Выбрать главу

Андрон прогудел:

— Штоб в законности все было, а то старшина опять погонит…

Секретарь вырвал полу из Зотиковых рук.

— Вот дурачье! Канцеляристу про сие знать надобно, — и, отпихнув носком Зотика, убежал в контору.

Зотик поднялся, тяжело замотав головой, и обернул к брату осунувшееся лицо с открытым, перекошенным ртом.

— Чо и делать теперя?

Андрон, свеся длинные руки, прогудел;

— Ждать надоть. Когда все по законности получим, тогда пойдем.

Зотик забил себя в грудь кулаками:

— Этак ведь Сеньча-то Кукорев… Прирежет ведь!.. О-ох!

Андрон поднял глаза к небу:

— Можа, ишо спиной-то помается. А нам покеда бумажки разыщут… И в законности, значит, на пашню.

Он почти молитвенно проговорил последнее слово.

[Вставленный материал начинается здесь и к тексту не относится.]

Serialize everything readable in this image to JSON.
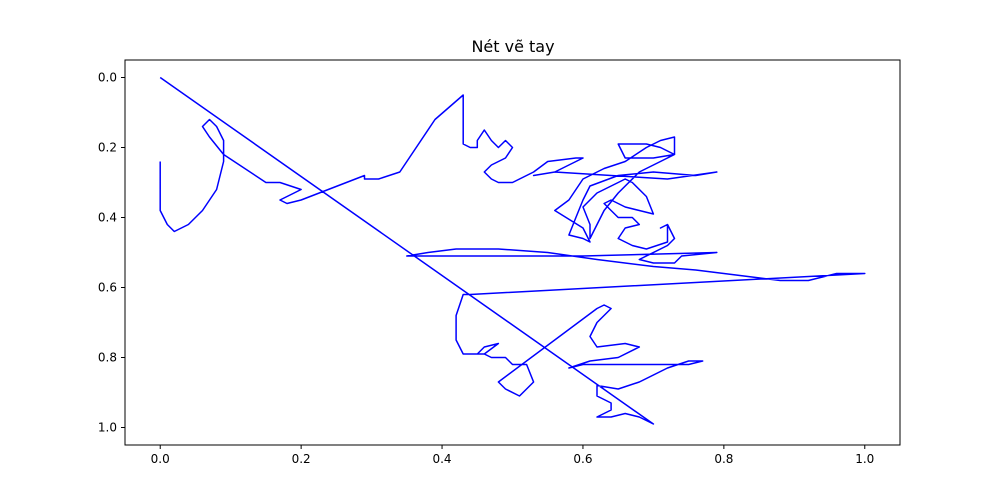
{
  "chart_data": {
    "type": "line",
    "title": "Nét vẽ tay",
    "xlabel": "",
    "ylabel": "",
    "xlim": [
      -0.05,
      1.05
    ],
    "ylim": [
      1.05,
      -0.05
    ],
    "y_inverted": true,
    "grid": false,
    "legend": "none",
    "x_ticks": [
      "0.0",
      "0.2",
      "0.4",
      "0.6",
      "0.8",
      "1.0"
    ],
    "y_ticks": [
      "0.0",
      "0.2",
      "0.4",
      "0.6",
      "0.8",
      "1.0"
    ],
    "series": [
      {
        "color": "#0000ff",
        "points": [
          [
            0.0,
            0.0
          ],
          [
            0.7,
            0.99
          ],
          [
            0.68,
            0.97
          ],
          [
            0.66,
            0.96
          ],
          [
            0.64,
            0.97
          ],
          [
            0.62,
            0.97
          ],
          [
            0.64,
            0.95
          ],
          [
            0.64,
            0.93
          ],
          [
            0.62,
            0.91
          ],
          [
            0.62,
            0.88
          ],
          [
            0.65,
            0.89
          ],
          [
            0.68,
            0.87
          ],
          [
            0.72,
            0.83
          ],
          [
            0.75,
            0.81
          ],
          [
            0.77,
            0.81
          ],
          [
            0.75,
            0.82
          ],
          [
            0.6,
            0.82
          ],
          [
            0.58,
            0.83
          ],
          [
            0.61,
            0.81
          ],
          [
            0.65,
            0.8
          ],
          [
            0.68,
            0.77
          ],
          [
            0.66,
            0.76
          ],
          [
            0.62,
            0.77
          ],
          [
            0.61,
            0.74
          ],
          [
            0.62,
            0.7
          ],
          [
            0.64,
            0.66
          ],
          [
            0.63,
            0.65
          ],
          [
            0.62,
            0.66
          ],
          [
            0.48,
            0.87
          ],
          [
            0.49,
            0.89
          ],
          [
            0.51,
            0.91
          ],
          [
            0.53,
            0.87
          ],
          [
            0.52,
            0.82
          ],
          [
            0.5,
            0.82
          ],
          [
            0.49,
            0.8
          ],
          [
            0.47,
            0.8
          ],
          [
            0.46,
            0.79
          ],
          [
            0.45,
            0.79
          ],
          [
            0.46,
            0.77
          ],
          [
            0.48,
            0.76
          ],
          [
            0.46,
            0.79
          ],
          [
            0.43,
            0.79
          ],
          [
            0.42,
            0.75
          ],
          [
            0.42,
            0.68
          ],
          [
            0.43,
            0.62
          ],
          [
            0.44,
            0.62
          ],
          [
            1.0,
            0.56
          ],
          [
            0.96,
            0.56
          ],
          [
            0.92,
            0.58
          ],
          [
            0.88,
            0.58
          ],
          [
            0.84,
            0.57
          ],
          [
            0.8,
            0.56
          ],
          [
            0.76,
            0.55
          ],
          [
            0.7,
            0.54
          ],
          [
            0.62,
            0.52
          ],
          [
            0.55,
            0.5
          ],
          [
            0.48,
            0.49
          ],
          [
            0.42,
            0.49
          ],
          [
            0.38,
            0.5
          ],
          [
            0.35,
            0.51
          ],
          [
            0.6,
            0.51
          ],
          [
            0.79,
            0.5
          ],
          [
            0.74,
            0.51
          ],
          [
            0.73,
            0.53
          ],
          [
            0.7,
            0.53
          ],
          [
            0.68,
            0.52
          ],
          [
            0.72,
            0.48
          ],
          [
            0.73,
            0.46
          ],
          [
            0.72,
            0.42
          ],
          [
            0.71,
            0.43
          ],
          [
            0.72,
            0.42
          ],
          [
            0.72,
            0.47
          ],
          [
            0.69,
            0.49
          ],
          [
            0.67,
            0.48
          ],
          [
            0.65,
            0.46
          ],
          [
            0.66,
            0.43
          ],
          [
            0.68,
            0.42
          ],
          [
            0.67,
            0.4
          ],
          [
            0.65,
            0.4
          ],
          [
            0.64,
            0.38
          ],
          [
            0.63,
            0.36
          ],
          [
            0.64,
            0.35
          ],
          [
            0.66,
            0.37
          ],
          [
            0.68,
            0.38
          ],
          [
            0.7,
            0.39
          ],
          [
            0.69,
            0.34
          ],
          [
            0.67,
            0.3
          ],
          [
            0.66,
            0.29
          ],
          [
            0.65,
            0.3
          ],
          [
            0.62,
            0.33
          ],
          [
            0.6,
            0.37
          ],
          [
            0.61,
            0.42
          ],
          [
            0.61,
            0.46
          ],
          [
            0.63,
            0.38
          ],
          [
            0.65,
            0.33
          ],
          [
            0.68,
            0.27
          ],
          [
            0.7,
            0.25
          ],
          [
            0.73,
            0.22
          ],
          [
            0.71,
            0.2
          ],
          [
            0.69,
            0.19
          ],
          [
            0.65,
            0.19
          ],
          [
            0.66,
            0.23
          ],
          [
            0.7,
            0.23
          ],
          [
            0.73,
            0.22
          ],
          [
            0.73,
            0.17
          ],
          [
            0.71,
            0.18
          ],
          [
            0.69,
            0.2
          ],
          [
            0.66,
            0.24
          ],
          [
            0.63,
            0.26
          ],
          [
            0.6,
            0.29
          ],
          [
            0.58,
            0.35
          ],
          [
            0.56,
            0.38
          ],
          [
            0.6,
            0.43
          ],
          [
            0.61,
            0.47
          ],
          [
            0.6,
            0.46
          ],
          [
            0.58,
            0.45
          ],
          [
            0.59,
            0.4
          ],
          [
            0.6,
            0.35
          ],
          [
            0.61,
            0.31
          ],
          [
            0.65,
            0.28
          ],
          [
            0.7,
            0.27
          ],
          [
            0.76,
            0.28
          ],
          [
            0.79,
            0.27
          ],
          [
            0.72,
            0.29
          ],
          [
            0.64,
            0.28
          ],
          [
            0.56,
            0.27
          ],
          [
            0.53,
            0.28
          ],
          [
            0.56,
            0.27
          ],
          [
            0.6,
            0.23
          ],
          [
            0.59,
            0.23
          ],
          [
            0.55,
            0.24
          ],
          [
            0.53,
            0.27
          ],
          [
            0.5,
            0.3
          ],
          [
            0.48,
            0.3
          ],
          [
            0.47,
            0.29
          ],
          [
            0.46,
            0.27
          ],
          [
            0.47,
            0.25
          ],
          [
            0.49,
            0.23
          ],
          [
            0.5,
            0.2
          ],
          [
            0.49,
            0.18
          ],
          [
            0.48,
            0.2
          ],
          [
            0.47,
            0.18
          ],
          [
            0.46,
            0.15
          ],
          [
            0.45,
            0.18
          ],
          [
            0.45,
            0.2
          ],
          [
            0.44,
            0.2
          ],
          [
            0.43,
            0.19
          ],
          [
            0.43,
            0.15
          ],
          [
            0.43,
            0.05
          ],
          [
            0.39,
            0.12
          ],
          [
            0.34,
            0.27
          ],
          [
            0.31,
            0.29
          ],
          [
            0.29,
            0.29
          ],
          [
            0.29,
            0.28
          ],
          [
            0.2,
            0.35
          ],
          [
            0.18,
            0.36
          ],
          [
            0.17,
            0.35
          ],
          [
            0.19,
            0.33
          ],
          [
            0.2,
            0.32
          ],
          [
            0.17,
            0.3
          ],
          [
            0.16,
            0.3
          ],
          [
            0.15,
            0.3
          ],
          [
            0.09,
            0.22
          ],
          [
            0.07,
            0.17
          ],
          [
            0.06,
            0.14
          ],
          [
            0.07,
            0.12
          ],
          [
            0.08,
            0.14
          ],
          [
            0.09,
            0.18
          ],
          [
            0.09,
            0.24
          ],
          [
            0.08,
            0.32
          ],
          [
            0.06,
            0.38
          ],
          [
            0.04,
            0.42
          ],
          [
            0.02,
            0.44
          ],
          [
            0.01,
            0.42
          ],
          [
            0.0,
            0.38
          ],
          [
            0.0,
            0.3
          ],
          [
            0.0,
            0.26
          ],
          [
            0.0,
            0.24
          ]
        ]
      }
    ]
  }
}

Оба замолчали, так и стоя без шапок. Ветер путал их жесткие волосы. Взгляды их встретились. В них не было прячущегося смущения сообщников, только туманило глаза извечной земляной тоской. Оба нахлобучили шапчонки и медленно сошли с крыльца. Когда промерзлые их лапти протаптывали тропку на гору, к крепкой избе Катьки-шинкарки, в мастеровой избе садились обедать.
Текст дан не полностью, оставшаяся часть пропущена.